A research team from the Korea Advanced Institute of Science and Technology (KAIST; Daejeon, South Korea), led by Won Do Heo, has successfully developed a novel light-sensitive recombinase, for use in an optogenetic technique capable of inducing genetic modifications in vivo. The recombinase, photoactive Flp recombinase, will allow neuroscientists to inflict genetic manipulations in the deep brain tissue of mice by simply illuminating them with an LED.
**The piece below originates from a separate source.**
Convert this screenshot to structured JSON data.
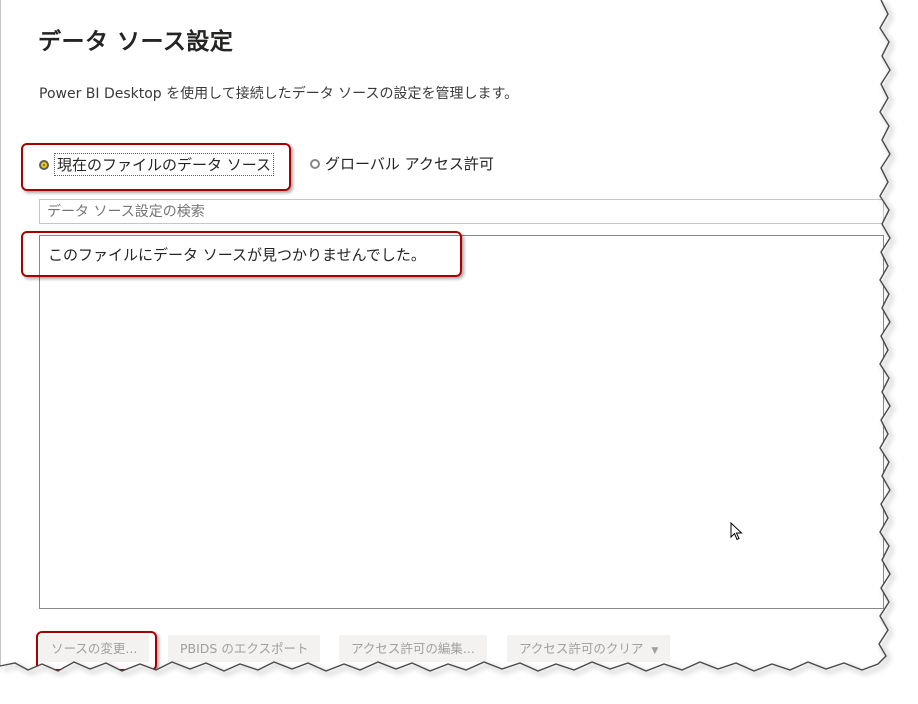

Existing techniques for obtaining spatiotemporal control of gene expression for the study of complex neural circuits, are often cumbersome and time consuming, requiring the establishment of knock-in mouse lines, and only allowing for a limited scope of control due to the reliance on a small set of genetic promoters.
To overcome these limitations Heo’s team focused on optogenetic approaches to provide a more sophisticated technique for the study of neural circuits. The team acknowledged Flp recombinase as a potential protein of use and identified an appropriate split sight in the compound that rendered Flp recombinase capable of activation by reconstitution. The Magnet system of light responsive modules was selected to fuse to the C-terminal of each Flp fragment to induce heterodimerization in response to a light stimulus.
To verify the utility of the Flp recombinase molecule, the team used it to display transgene expression of GFP labeled proteins from an Flp reporter plasmid in specific regions of the mouse brain. The expression of these GFP labeled proteins was stimulated by activation of the photoactive Flp recombinase after the external exposure of the mice to a blue LED light. This Flp activation was found to be effective in the deep brain tissue, producing results in the hippocampus and the medial septum.
This novel system for in vivo genetic modification provides a promising technique for the potential study of spatiotemporal functions of specific genes within subpopulations of cells. The use of photoactivatable Flp and its non-invasive light activation also avoids the use of chemical or physical interventions in the brain which may subsequently affect the results of a study, making this technique highly valuable in the study of complex neural circuits.
“It will be a great advantage to control specific gene expression desired by LEDs with little physical and chemical stimulation that can affect the physiological phenomenon in living animals,” explained Heo.